Nur mit dem Durchbruch hat es nie geklappt. „Ich habe kein Karriere-Gen“, sagt der Pastor. „Ich war glücklich in meinem Kosmos.“ Am liebsten würde er auch heute noch nur Kassetten verkaufen. „Mit so einem Eiswagen mit schepperndem Lautsprecher ausrufen: Kauft Pastor Leumunds Kassetten, sie sind sehr gut.“

Das Problem mit der Zeit / ab heute alles Vergangenheit / die Gegenwart hat einen Haken / man kann nicht auf ihr parken.
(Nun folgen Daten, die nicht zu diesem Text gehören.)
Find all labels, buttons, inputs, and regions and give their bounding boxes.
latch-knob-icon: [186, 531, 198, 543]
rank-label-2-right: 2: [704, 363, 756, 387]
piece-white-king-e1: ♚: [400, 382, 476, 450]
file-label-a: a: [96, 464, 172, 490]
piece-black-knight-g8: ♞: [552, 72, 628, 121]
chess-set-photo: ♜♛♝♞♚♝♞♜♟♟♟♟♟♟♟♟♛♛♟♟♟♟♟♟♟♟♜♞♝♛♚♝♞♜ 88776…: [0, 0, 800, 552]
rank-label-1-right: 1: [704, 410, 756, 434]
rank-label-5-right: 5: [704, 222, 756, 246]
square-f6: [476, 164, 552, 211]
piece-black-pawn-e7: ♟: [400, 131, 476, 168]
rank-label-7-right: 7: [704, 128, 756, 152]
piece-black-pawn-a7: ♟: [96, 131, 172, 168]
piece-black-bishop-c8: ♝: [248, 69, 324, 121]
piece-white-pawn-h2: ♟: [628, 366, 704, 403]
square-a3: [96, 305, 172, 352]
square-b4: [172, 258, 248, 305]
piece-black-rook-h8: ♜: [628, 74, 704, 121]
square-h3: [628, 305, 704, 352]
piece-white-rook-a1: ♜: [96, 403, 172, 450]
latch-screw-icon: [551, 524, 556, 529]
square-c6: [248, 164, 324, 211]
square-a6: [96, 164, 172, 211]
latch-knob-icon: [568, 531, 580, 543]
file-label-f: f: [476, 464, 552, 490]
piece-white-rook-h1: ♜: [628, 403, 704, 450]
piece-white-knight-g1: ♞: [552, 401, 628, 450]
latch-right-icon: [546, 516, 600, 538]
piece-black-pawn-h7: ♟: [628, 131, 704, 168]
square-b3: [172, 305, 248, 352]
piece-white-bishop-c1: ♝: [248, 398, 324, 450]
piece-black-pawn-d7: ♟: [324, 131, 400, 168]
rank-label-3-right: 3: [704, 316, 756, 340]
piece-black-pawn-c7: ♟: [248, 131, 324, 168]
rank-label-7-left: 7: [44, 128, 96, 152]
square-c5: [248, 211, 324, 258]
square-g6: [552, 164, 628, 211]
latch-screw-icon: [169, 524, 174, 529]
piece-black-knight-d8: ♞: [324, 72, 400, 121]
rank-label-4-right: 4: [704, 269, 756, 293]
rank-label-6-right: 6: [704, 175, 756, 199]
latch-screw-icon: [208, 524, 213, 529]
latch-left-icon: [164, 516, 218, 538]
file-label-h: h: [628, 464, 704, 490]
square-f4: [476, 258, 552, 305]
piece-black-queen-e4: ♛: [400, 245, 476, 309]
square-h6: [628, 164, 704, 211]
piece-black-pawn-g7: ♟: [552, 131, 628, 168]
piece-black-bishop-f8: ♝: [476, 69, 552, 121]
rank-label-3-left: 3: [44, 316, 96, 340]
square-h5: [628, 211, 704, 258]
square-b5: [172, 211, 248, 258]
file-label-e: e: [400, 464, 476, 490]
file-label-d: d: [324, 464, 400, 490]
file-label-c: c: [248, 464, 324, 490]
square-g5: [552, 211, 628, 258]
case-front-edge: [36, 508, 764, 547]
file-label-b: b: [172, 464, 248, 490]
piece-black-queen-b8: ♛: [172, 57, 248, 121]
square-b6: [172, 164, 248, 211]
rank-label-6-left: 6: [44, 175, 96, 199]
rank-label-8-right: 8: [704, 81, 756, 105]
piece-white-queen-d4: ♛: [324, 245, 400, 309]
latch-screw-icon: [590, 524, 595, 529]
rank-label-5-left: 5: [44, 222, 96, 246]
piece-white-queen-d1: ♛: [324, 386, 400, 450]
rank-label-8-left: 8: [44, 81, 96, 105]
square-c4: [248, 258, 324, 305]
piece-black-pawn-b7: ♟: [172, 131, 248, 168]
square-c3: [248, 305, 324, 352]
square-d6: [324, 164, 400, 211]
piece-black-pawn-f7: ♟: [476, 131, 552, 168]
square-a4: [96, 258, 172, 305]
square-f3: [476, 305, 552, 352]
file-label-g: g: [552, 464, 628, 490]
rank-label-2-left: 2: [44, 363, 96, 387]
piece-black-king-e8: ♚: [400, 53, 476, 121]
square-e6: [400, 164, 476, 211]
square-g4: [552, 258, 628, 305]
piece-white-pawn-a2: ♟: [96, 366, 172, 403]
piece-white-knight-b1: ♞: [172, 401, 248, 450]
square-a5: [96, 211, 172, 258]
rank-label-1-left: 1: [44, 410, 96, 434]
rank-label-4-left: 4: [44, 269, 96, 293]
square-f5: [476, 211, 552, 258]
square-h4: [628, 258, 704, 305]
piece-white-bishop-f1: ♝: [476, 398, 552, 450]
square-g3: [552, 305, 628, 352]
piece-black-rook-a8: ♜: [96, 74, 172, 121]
Ihm gehe es nicht um Nostalgie, betont Pastor Leumund. Er verstehe sich vielmehr als Botschafter, als einer derjenigen, die erzählen, dass das Leben in von Kunstbesetzern und Aktivisten geschaffenen Freiräumen tatsächlich einmal möglich war. Als Ansporn für Neues.

Widersprüche als Predigt

Also predigt der Pastor bei Mietendemos wie der vor zwei Wochen „Die, die zu viel Geld ham, legen die Welt lahm“ und macht eine Platte, finanziert von einem reichen Mäzen. Er bewirbt sie fleißig auf Facebook, obwohl er sich nichts sehnlicher wünscht als „das postdigitale Zeitalter, den Zusammenbruch des Internets“, das verantwortlich dafür sei, dass alle nur noch hören und lesen, was andere schon geklickt haben.

Mit Widersprüchen kennt sich der Pastor aus, er spielt damit – was viele dazu verführt, ihn als Freak abzutun, als Clown, der auf der Bühne mit Klobürsten rumfuchtelt.

Dabei meint er es bitterernst, wenn er sagt, Spaß könne auch Politik machen. „Ich versuche den Frust, den ich mitschleppe, den Leuten unterzujubeln“, sagt Leumund.

Sieger werden immer nur siegen, bis sie endliche Langeweile kriegen / Wandel muss in Händen von Wütenden liegen / doch die Wut ist irgendwo im Regal liegen geblieben.